The proposed solution is the same for the extending writes; that we document that O_DIRECT does not imply synchronous I/O of any file control data, and that it is unspecified whether data written into newly allocated blocks, or uninitialized regions of the file will survive a system crash until the data is explicitly flushed to disk via a system facility such as fsync(2). For that reason, the only thing which the application can infer in the case of writes to preallocated (uninitialized) file regions or file regions which require block allocation is that when the write(2) system call, the data buffer passed to write(2) may be reused for other purposes.

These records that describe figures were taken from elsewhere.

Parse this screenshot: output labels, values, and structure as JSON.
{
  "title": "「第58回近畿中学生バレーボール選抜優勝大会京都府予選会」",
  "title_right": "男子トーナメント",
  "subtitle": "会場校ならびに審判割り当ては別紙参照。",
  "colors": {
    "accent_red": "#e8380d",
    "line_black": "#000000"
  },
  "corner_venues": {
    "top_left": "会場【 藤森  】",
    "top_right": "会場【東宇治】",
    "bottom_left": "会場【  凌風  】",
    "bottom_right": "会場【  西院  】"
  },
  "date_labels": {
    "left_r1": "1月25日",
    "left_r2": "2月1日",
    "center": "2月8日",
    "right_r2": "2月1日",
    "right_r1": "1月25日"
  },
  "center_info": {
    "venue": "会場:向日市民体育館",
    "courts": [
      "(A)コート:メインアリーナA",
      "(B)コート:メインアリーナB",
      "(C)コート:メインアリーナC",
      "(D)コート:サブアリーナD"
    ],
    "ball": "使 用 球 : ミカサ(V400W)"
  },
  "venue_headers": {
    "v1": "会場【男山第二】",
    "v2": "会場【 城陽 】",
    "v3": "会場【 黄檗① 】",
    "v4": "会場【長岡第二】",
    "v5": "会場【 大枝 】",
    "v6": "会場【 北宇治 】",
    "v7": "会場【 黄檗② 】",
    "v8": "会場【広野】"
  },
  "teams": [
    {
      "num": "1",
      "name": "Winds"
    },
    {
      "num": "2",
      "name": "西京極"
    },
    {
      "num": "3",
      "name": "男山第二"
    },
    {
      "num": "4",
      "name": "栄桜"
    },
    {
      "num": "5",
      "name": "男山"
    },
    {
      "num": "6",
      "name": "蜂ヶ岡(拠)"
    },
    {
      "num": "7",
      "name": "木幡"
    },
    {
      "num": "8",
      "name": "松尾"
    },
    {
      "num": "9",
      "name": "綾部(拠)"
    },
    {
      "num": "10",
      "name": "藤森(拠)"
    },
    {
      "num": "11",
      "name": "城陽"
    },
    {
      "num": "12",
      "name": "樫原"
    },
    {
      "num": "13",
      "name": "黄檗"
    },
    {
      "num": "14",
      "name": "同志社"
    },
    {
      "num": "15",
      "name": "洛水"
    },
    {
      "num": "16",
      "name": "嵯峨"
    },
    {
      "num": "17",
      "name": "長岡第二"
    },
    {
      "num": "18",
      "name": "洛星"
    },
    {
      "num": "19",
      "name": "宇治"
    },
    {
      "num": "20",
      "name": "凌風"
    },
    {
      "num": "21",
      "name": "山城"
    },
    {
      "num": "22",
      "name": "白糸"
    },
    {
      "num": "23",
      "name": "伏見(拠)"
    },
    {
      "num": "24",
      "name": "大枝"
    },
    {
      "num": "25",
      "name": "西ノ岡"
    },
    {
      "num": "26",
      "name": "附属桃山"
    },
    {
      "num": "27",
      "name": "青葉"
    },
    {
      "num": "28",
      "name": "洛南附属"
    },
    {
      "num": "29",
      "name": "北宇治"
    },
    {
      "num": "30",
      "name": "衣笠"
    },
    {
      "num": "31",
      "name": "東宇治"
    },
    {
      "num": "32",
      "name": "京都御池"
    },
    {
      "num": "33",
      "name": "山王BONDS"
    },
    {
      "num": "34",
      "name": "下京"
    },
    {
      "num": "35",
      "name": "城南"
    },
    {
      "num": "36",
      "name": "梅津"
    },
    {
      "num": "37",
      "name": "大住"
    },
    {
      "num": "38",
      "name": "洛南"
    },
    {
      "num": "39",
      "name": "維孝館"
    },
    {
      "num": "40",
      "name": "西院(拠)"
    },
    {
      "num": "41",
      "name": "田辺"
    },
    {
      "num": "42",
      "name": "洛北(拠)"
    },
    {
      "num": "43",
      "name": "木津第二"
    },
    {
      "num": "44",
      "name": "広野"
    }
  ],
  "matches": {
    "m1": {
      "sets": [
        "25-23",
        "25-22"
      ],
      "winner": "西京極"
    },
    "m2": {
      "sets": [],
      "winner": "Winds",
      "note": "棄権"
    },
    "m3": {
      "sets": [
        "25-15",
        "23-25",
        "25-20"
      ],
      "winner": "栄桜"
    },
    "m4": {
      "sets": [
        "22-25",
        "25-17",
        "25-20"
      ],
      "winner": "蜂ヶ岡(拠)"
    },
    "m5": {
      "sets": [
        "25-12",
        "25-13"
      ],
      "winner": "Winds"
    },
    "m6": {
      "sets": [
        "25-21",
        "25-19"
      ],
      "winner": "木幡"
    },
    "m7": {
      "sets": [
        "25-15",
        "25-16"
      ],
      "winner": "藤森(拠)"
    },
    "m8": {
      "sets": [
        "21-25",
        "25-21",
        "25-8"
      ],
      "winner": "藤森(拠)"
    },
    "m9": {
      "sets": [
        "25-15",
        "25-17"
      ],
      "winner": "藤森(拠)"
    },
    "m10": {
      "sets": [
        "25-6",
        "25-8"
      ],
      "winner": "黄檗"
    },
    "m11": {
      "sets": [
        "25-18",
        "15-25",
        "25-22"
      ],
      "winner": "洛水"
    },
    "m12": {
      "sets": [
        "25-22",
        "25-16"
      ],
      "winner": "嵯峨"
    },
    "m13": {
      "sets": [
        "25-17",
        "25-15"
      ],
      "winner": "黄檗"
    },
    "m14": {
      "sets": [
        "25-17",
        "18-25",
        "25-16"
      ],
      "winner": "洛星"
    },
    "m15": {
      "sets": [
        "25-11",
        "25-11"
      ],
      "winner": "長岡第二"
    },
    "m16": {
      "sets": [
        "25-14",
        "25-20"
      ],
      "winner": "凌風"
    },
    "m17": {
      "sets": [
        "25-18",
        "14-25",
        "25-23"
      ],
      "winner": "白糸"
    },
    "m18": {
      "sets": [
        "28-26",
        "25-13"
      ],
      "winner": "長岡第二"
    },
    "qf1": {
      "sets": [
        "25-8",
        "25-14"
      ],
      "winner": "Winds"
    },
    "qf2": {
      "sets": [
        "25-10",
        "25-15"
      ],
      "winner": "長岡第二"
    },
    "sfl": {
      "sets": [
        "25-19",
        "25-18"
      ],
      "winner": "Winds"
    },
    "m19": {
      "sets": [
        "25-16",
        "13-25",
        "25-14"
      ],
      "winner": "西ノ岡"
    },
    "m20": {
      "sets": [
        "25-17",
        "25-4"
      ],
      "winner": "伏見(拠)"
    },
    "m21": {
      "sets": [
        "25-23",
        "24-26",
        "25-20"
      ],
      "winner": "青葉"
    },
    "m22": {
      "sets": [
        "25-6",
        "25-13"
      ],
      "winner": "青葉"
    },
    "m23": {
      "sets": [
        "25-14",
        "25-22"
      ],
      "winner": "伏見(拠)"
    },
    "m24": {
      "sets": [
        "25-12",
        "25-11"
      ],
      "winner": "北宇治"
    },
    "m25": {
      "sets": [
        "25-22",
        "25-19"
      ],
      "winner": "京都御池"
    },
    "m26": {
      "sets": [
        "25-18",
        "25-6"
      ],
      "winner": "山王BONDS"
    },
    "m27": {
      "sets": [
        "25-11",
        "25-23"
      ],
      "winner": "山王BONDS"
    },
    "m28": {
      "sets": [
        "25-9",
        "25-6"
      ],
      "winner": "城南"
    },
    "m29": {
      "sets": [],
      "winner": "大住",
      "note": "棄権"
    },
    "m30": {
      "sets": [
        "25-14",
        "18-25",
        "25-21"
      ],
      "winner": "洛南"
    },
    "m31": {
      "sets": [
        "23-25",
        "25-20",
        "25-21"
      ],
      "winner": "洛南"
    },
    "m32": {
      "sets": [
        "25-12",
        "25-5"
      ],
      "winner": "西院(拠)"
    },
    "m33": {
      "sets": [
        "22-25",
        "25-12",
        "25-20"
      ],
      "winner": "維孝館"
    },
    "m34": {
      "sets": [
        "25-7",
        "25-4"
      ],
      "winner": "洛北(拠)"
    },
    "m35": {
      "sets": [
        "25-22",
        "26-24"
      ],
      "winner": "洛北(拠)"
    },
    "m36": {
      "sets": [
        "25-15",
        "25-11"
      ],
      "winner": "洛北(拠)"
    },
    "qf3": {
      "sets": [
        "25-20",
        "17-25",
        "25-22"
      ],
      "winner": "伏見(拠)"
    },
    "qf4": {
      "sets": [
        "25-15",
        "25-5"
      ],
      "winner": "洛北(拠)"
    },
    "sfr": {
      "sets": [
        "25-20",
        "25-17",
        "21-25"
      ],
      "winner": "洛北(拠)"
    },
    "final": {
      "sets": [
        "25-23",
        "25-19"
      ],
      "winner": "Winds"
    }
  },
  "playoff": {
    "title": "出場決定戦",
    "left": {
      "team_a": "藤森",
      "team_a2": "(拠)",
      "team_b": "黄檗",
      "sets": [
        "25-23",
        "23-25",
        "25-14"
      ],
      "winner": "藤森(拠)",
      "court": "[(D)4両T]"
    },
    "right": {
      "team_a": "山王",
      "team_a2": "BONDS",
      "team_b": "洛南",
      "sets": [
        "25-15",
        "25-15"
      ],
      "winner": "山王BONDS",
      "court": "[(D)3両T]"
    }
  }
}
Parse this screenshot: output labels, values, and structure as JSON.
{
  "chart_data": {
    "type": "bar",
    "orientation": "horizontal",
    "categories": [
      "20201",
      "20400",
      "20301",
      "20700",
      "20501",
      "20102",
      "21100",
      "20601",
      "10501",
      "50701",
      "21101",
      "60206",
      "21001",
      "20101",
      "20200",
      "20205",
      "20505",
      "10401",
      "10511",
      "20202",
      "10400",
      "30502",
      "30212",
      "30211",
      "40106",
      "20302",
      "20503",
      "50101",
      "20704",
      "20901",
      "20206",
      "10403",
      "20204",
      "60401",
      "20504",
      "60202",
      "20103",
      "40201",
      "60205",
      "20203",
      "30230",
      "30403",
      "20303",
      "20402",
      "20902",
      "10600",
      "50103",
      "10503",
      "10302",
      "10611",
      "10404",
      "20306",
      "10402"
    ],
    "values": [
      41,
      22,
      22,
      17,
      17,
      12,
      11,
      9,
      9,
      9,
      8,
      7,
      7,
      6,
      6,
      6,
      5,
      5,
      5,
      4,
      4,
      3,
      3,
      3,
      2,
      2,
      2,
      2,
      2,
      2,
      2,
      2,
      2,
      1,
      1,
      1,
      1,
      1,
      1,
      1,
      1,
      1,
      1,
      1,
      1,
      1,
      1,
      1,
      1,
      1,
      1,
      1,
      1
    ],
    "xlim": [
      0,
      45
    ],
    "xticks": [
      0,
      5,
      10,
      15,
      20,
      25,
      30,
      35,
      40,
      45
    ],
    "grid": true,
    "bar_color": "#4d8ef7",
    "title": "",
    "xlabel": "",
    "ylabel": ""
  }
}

Most users of direct I/O will hopefully not be affected by the clarifications in this document. These users tend to not to use extending writes with Direct I/O, or are already using an explicit fsync(2) after such extending writes. However, if there are applications that have been making assumptions about direct I/O implying O_SYNC semantics to meet (for example) database ACID requirements, changing their application to meet the semantics documented herein (which after all, is all applications have been getting anyway) should not be difficult.